There are of course some drawbacks to cloud gaming services too, including as I’ve already mentioned the lack of ownership especially on platforms like Game Pass. If you can’t afford the monthly subscription, you lose access to not only your gaming machine, but the games themselves. You can’t borrow a laptop from a friend for a while or scrape together enough to build an optiplex special gaming PC, because you don’t have any of your games to play. At least with services like Shadow and GeForce Now, since they use your own accounts you still have access to your games library, regardless of access to their service.

The arguably bigger issues revolve around the fact that the game is being rendered on a server a considerable distance from you and delivering the video feed back to you over the internet. The speed of light through fibre is actually a factor here, and of course the many servers and routers between you and the server, and that it is the round-trip latency from you sending an input to you seeing that input come back. The best case for that latency is normally between 80 and 100ms, with some services taking more like 150 to 300ms to register an input. For context, a mouse click on a local gaming PC in something like CSGO generally takes 20 to 30 ms – so even the best cloud gaming services I’ve tested are triple or quadruple the delay. That makes playing any latency sensitive games – first person shooters, rhythm games and even combat and sports games – very difficult, and often hard to enjoy. That isn’t something that can be easily improved without someone like NVIDIA putting GeForce Now servers basically on every street corner, which of course isn’t exactly economically viable. For the right games it can be perfectly fine, but for a lot of games it’s a worse experience.

Then there is the internet connection aspect – while you aren’t tethered to a wall outlet, you are essentially tethered to your home WiFi. You need not only enough bandwidth – as in a connection that is fast enough to download the new video frames on the fly – but one that is stable enough to consistently deliver that video feed, and relay your inputs back. While I’m sure 4G or 5G while stationary can be capable of that, especially while moving – or for example in-flight WiFi – won’t be sufficient for a reasonable experience.
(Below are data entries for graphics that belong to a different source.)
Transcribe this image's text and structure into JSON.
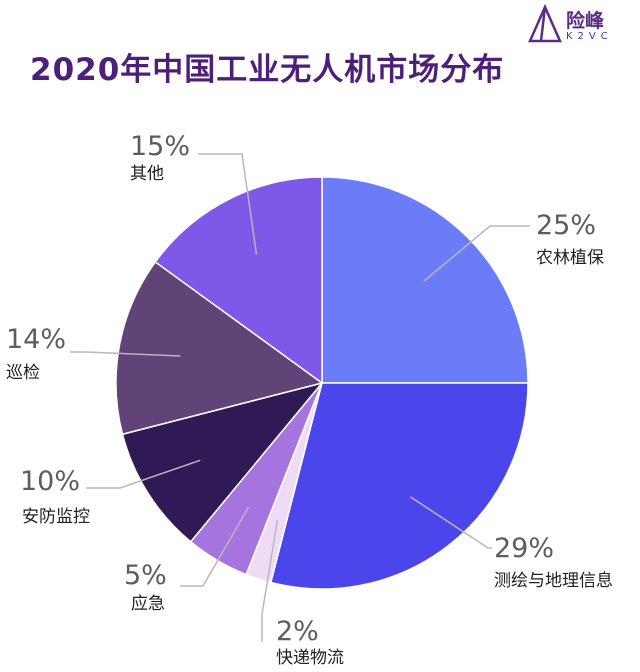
{
  "brand": {
    "name": "险峰",
    "sub": "K2VC",
    "color": "#5a2d85"
  },
  "chart_data": {
    "type": "pie",
    "title": "2020年中国工业无人机市场分布",
    "start_angle_deg": 0,
    "direction": "clockwise",
    "unit": "%",
    "slices": [
      {
        "label": "农林植保",
        "value": 25,
        "color": "#6b7cf8"
      },
      {
        "label": "测绘与地理信息",
        "value": 29,
        "color": "#4b46ec"
      },
      {
        "label": "快递物流",
        "value": 2,
        "color": "#eedcf7"
      },
      {
        "label": "应急",
        "value": 5,
        "color": "#a674de"
      },
      {
        "label": "安防监控",
        "value": 10,
        "color": "#2f1a55"
      },
      {
        "label": "巡检",
        "value": 14,
        "color": "#614477"
      },
      {
        "label": "其他",
        "value": 15,
        "color": "#7e58e8"
      }
    ]
  }
}
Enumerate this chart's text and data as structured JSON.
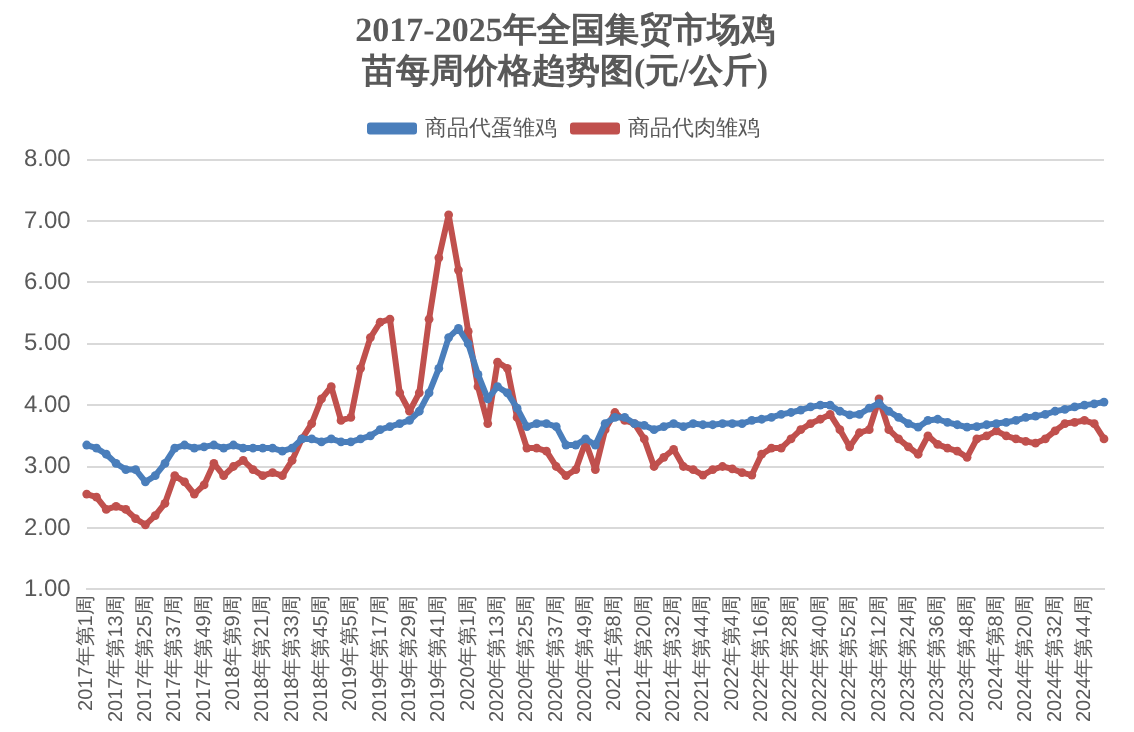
{
  "chart_data": {
    "type": "line",
    "title": "2017-2025年全国集贸市场鸡苗每周价格趋势图(元/公斤)",
    "categories": [
      "2017年第1周",
      null,
      null,
      "2017年第13周",
      null,
      null,
      "2017年第25周",
      null,
      null,
      "2017年第37周",
      null,
      null,
      "2017年第49周",
      null,
      null,
      "2018年第9周",
      null,
      null,
      "2018年第21周",
      null,
      null,
      "2018年第33周",
      null,
      null,
      "2018年第45周",
      null,
      null,
      "2019年第5周",
      null,
      null,
      "2019年第17周",
      null,
      null,
      "2019年第29周",
      null,
      null,
      "2019年第41周",
      null,
      null,
      "2020年第1周",
      null,
      null,
      "2020年第13周",
      null,
      null,
      "2020年第25周",
      null,
      null,
      "2020年第37周",
      null,
      null,
      "2020年第49周",
      null,
      null,
      "2021年第8周",
      null,
      null,
      "2021年第20周",
      null,
      null,
      "2021年第32周",
      null,
      null,
      "2021年第44周",
      null,
      null,
      "2022年第4周",
      null,
      null,
      "2022年第16周",
      null,
      null,
      "2022年第28周",
      null,
      null,
      "2022年第40周",
      null,
      null,
      "2022年第52周",
      null,
      null,
      "2023年第12周",
      null,
      null,
      "2023年第24周",
      null,
      null,
      "2023年第36周",
      null,
      null,
      "2023年第48周",
      null,
      null,
      "2024年第8周",
      null,
      null,
      "2024年第20周",
      null,
      null,
      "2024年第32周",
      null,
      null,
      "2024年第44周",
      null,
      null
    ],
    "series": [
      {
        "name": "商品代蛋雏鸡",
        "color": "#4a7ebb",
        "values": [
          3.35,
          3.3,
          3.2,
          3.05,
          2.95,
          2.95,
          2.75,
          2.85,
          3.05,
          3.3,
          3.35,
          3.3,
          3.32,
          3.35,
          3.3,
          3.35,
          3.3,
          3.3,
          3.3,
          3.3,
          3.25,
          3.3,
          3.45,
          3.45,
          3.4,
          3.45,
          3.4,
          3.4,
          3.45,
          3.5,
          3.6,
          3.65,
          3.7,
          3.75,
          3.9,
          4.2,
          4.6,
          5.1,
          5.25,
          5.0,
          4.5,
          4.1,
          4.3,
          4.2,
          3.95,
          3.65,
          3.7,
          3.7,
          3.65,
          3.35,
          3.35,
          3.45,
          3.35,
          3.7,
          3.8,
          3.8,
          3.7,
          3.67,
          3.6,
          3.65,
          3.7,
          3.65,
          3.7,
          3.68,
          3.68,
          3.7,
          3.7,
          3.7,
          3.75,
          3.77,
          3.8,
          3.85,
          3.88,
          3.92,
          3.97,
          4.0,
          4.0,
          3.9,
          3.84,
          3.85,
          3.95,
          4.03,
          3.9,
          3.8,
          3.7,
          3.64,
          3.75,
          3.77,
          3.72,
          3.68,
          3.64,
          3.65,
          3.68,
          3.7,
          3.72,
          3.75,
          3.8,
          3.82,
          3.85,
          3.9,
          3.93,
          3.97,
          4.0,
          4.02,
          4.05
        ]
      },
      {
        "name": "商品代肉雏鸡",
        "color": "#c0504d",
        "values": [
          2.55,
          2.5,
          2.3,
          2.35,
          2.3,
          2.15,
          2.05,
          2.2,
          2.4,
          2.85,
          2.75,
          2.55,
          2.7,
          3.05,
          2.85,
          3.0,
          3.1,
          2.95,
          2.85,
          2.9,
          2.85,
          3.1,
          3.45,
          3.7,
          4.1,
          4.3,
          3.75,
          3.8,
          4.6,
          5.1,
          5.35,
          5.4,
          4.2,
          3.9,
          4.2,
          5.4,
          6.4,
          7.1,
          6.2,
          5.2,
          4.3,
          3.7,
          4.7,
          4.6,
          3.8,
          3.3,
          3.3,
          3.25,
          3.0,
          2.85,
          2.95,
          3.4,
          2.95,
          3.6,
          3.88,
          3.75,
          3.7,
          3.45,
          3.0,
          3.15,
          3.28,
          3.0,
          2.95,
          2.86,
          2.95,
          3.0,
          2.96,
          2.9,
          2.86,
          3.2,
          3.3,
          3.3,
          3.45,
          3.6,
          3.7,
          3.77,
          3.85,
          3.6,
          3.32,
          3.55,
          3.6,
          4.1,
          3.6,
          3.45,
          3.32,
          3.2,
          3.5,
          3.36,
          3.3,
          3.25,
          3.15,
          3.45,
          3.5,
          3.58,
          3.5,
          3.45,
          3.41,
          3.38,
          3.45,
          3.58,
          3.7,
          3.72,
          3.75,
          3.7,
          3.45
        ]
      }
    ],
    "ylim": [
      1,
      8
    ],
    "yticks": [
      {
        "value": 1,
        "label": "1.00"
      },
      {
        "value": 2,
        "label": "2.00"
      },
      {
        "value": 3,
        "label": "3.00"
      },
      {
        "value": 4,
        "label": "4.00"
      },
      {
        "value": 5,
        "label": "5.00"
      },
      {
        "value": 6,
        "label": "6.00"
      },
      {
        "value": 7,
        "label": "7.00"
      },
      {
        "value": 8,
        "label": "8.00"
      }
    ],
    "grid": "y",
    "legend": "top",
    "marker": "circle",
    "line_style": "solid"
  }
}
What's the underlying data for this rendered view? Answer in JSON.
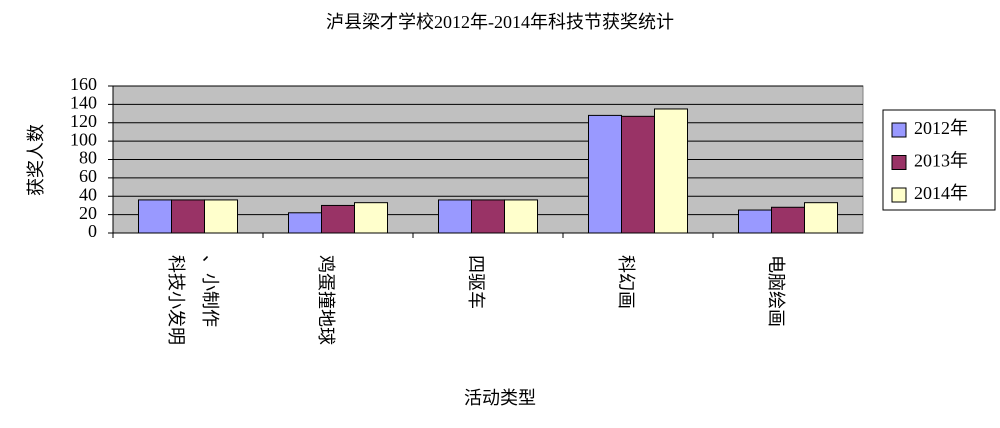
{
  "chart_data": {
    "type": "bar",
    "title": "泸县梁才学校2012年-2014年科技节获奖统计",
    "x_label": "活动类型",
    "y_label": "获奖人数",
    "categories": [
      "科技小发明、小制作",
      "鸡蛋撞地球",
      "四驱车",
      "科幻画",
      "电脑绘画"
    ],
    "series": [
      {
        "name": "2012年",
        "color": "#9999ff",
        "values": [
          36,
          22,
          36,
          128,
          25
        ]
      },
      {
        "name": "2013年",
        "color": "#993366",
        "values": [
          36,
          30,
          36,
          127,
          28
        ]
      },
      {
        "name": "2014年",
        "color": "#ffffcc",
        "values": [
          36,
          33,
          36,
          135,
          33
        ]
      }
    ],
    "ylim": [
      0,
      160
    ],
    "yticks": [
      0,
      20,
      40,
      60,
      80,
      100,
      120,
      140,
      160
    ],
    "grid": true,
    "legend": "right"
  }
}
That’s a pretty big deal, and something you’ll need to consider when it comes to cloud gaming.

The Future

As for what’s ahead of us, that is always difficult to predict. The main console platforms – that being Xbox and PlayStation – have been rumoured to be going cloud-only for their next generation, although that line has been published for I think the last two generations so I’m not sure how much stock I put into that idea. I could imagine Microsoft launching a “lite” style console that is just a streaming box, but I’d expect it’ll still be a while (if ever) that they get rid of the ‘full fat’ console option. While I think cloud gaming serves a well deserved niche, I don’t believe it will ever fully replace local hardware – at least with our current hardware paradigm.